On the Senate side, 58% of Senate races have still not held a debate — only 15 Senate races have hosted debates so far, according to a FiveThirtyEight report.
As Senate candidates enter the final stretch of their campaigns, there will be eight more debates throughout the final three weeks of the midterms — 52% fewer debates when compared to this stretch of time in the 2018 midterms.

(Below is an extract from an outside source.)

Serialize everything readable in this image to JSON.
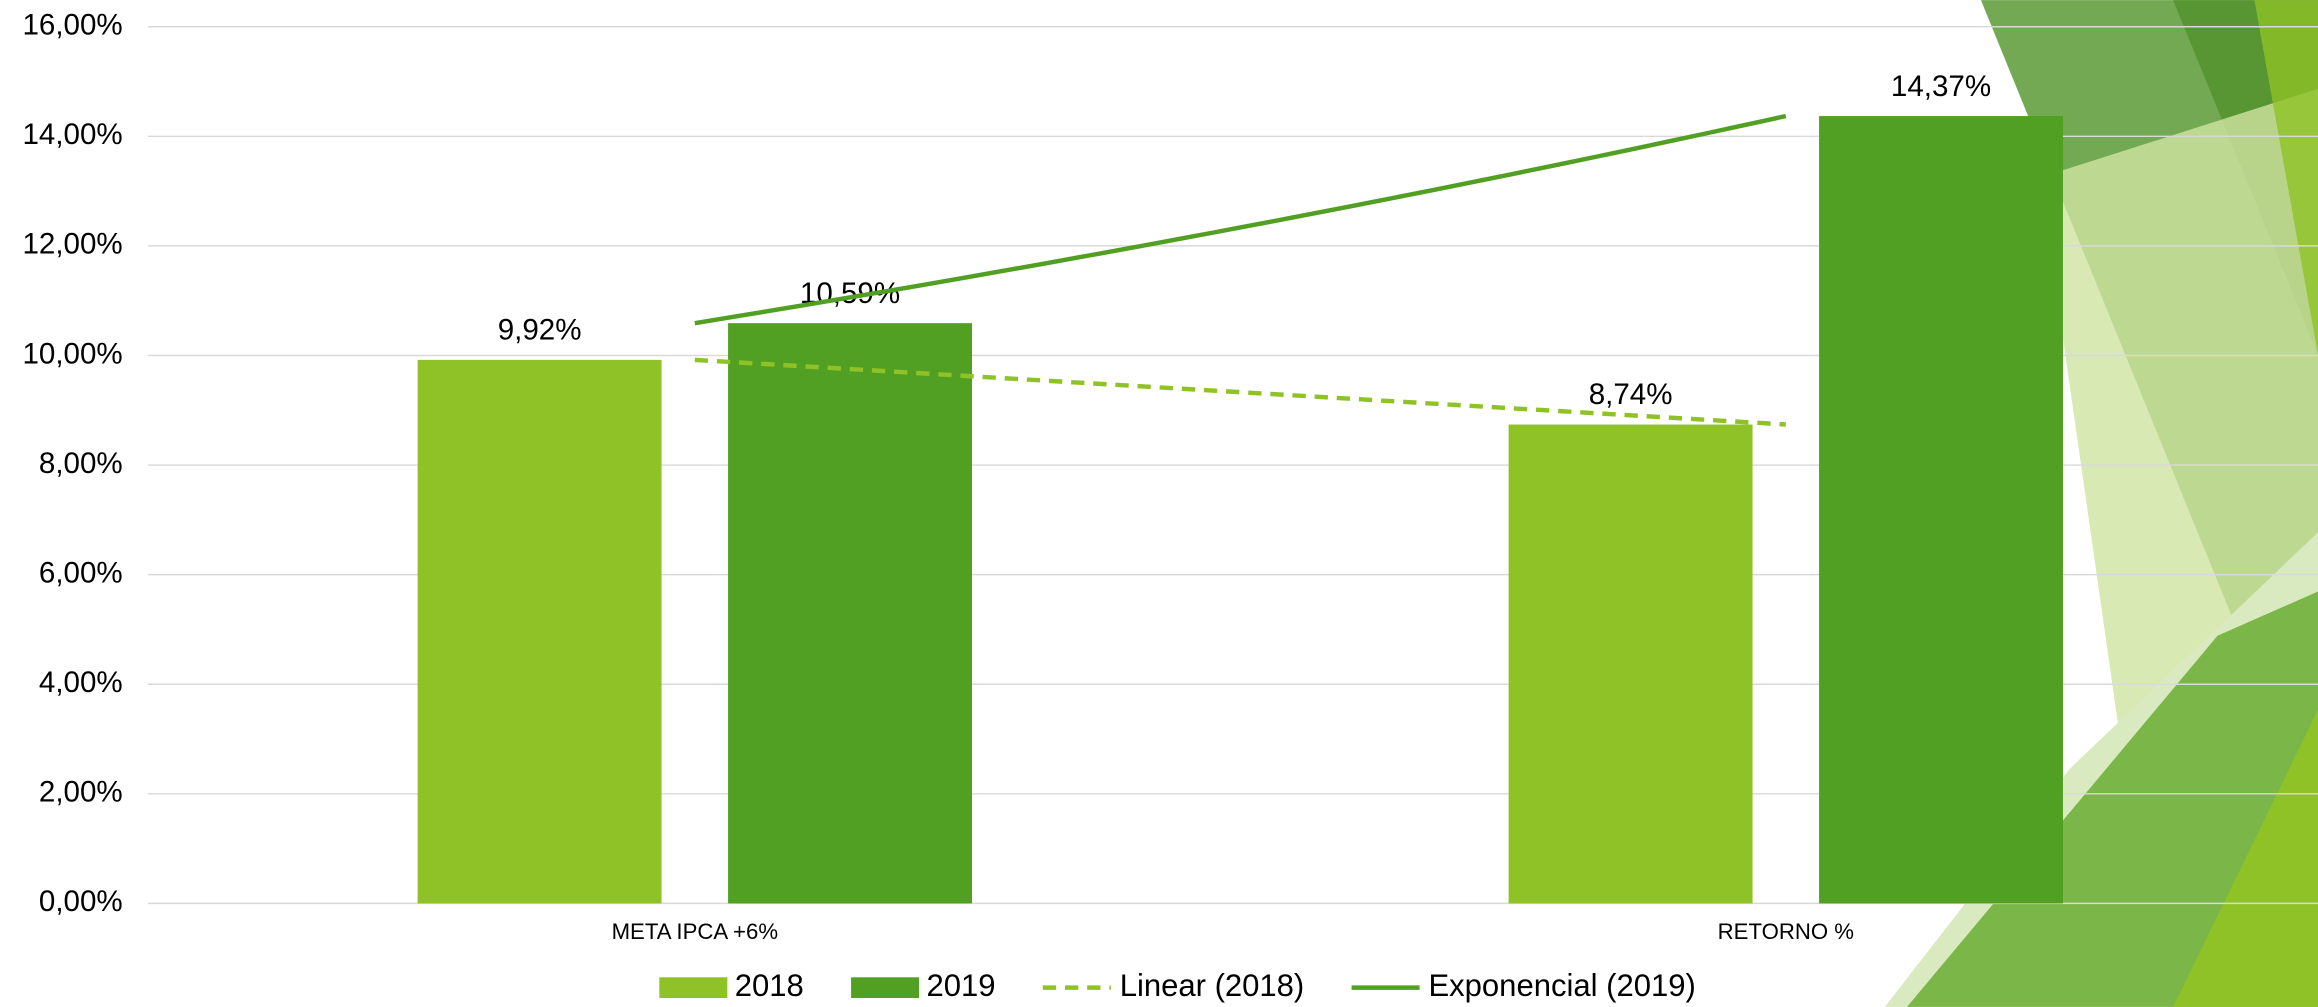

Nevada Sen. Catherine Cortez Masto, one of the most vulnerable Senate Democrats, and her GOP challenger, Adam Laxalt, have been suspended in a stalemate over debate logistics, each blaming the other. Nevada could determine the balance of power in the Senate, however, with a little more than two weeks to Election Day, it’s likely it will be the only battleground race not to hold a debate.
In past years, candidates typically debated at least once, usually holding two to three debates throughout the entire election cycle, according to FiveThirtyEight.
These days, it is more common that voters will only get to hear their candidates debate on major issues one time. Of the battleground Senate races this cycle, only Ohio and Wisconsin have had more than one debate.
While some campaigns and polls have suggested that voters’ minds are largely already made up, with or without a debate, Democrat pollster Mark Penn says debates make a “real difference” and allow voters the chance to see candidates “react in real time to situations largely out of their control.”
“Just last cycle, for example, Mike Bloomberg got knocked out of the presidential contest by a debate,” added Penn. “Trump in 2016 rose after each debate. They count.”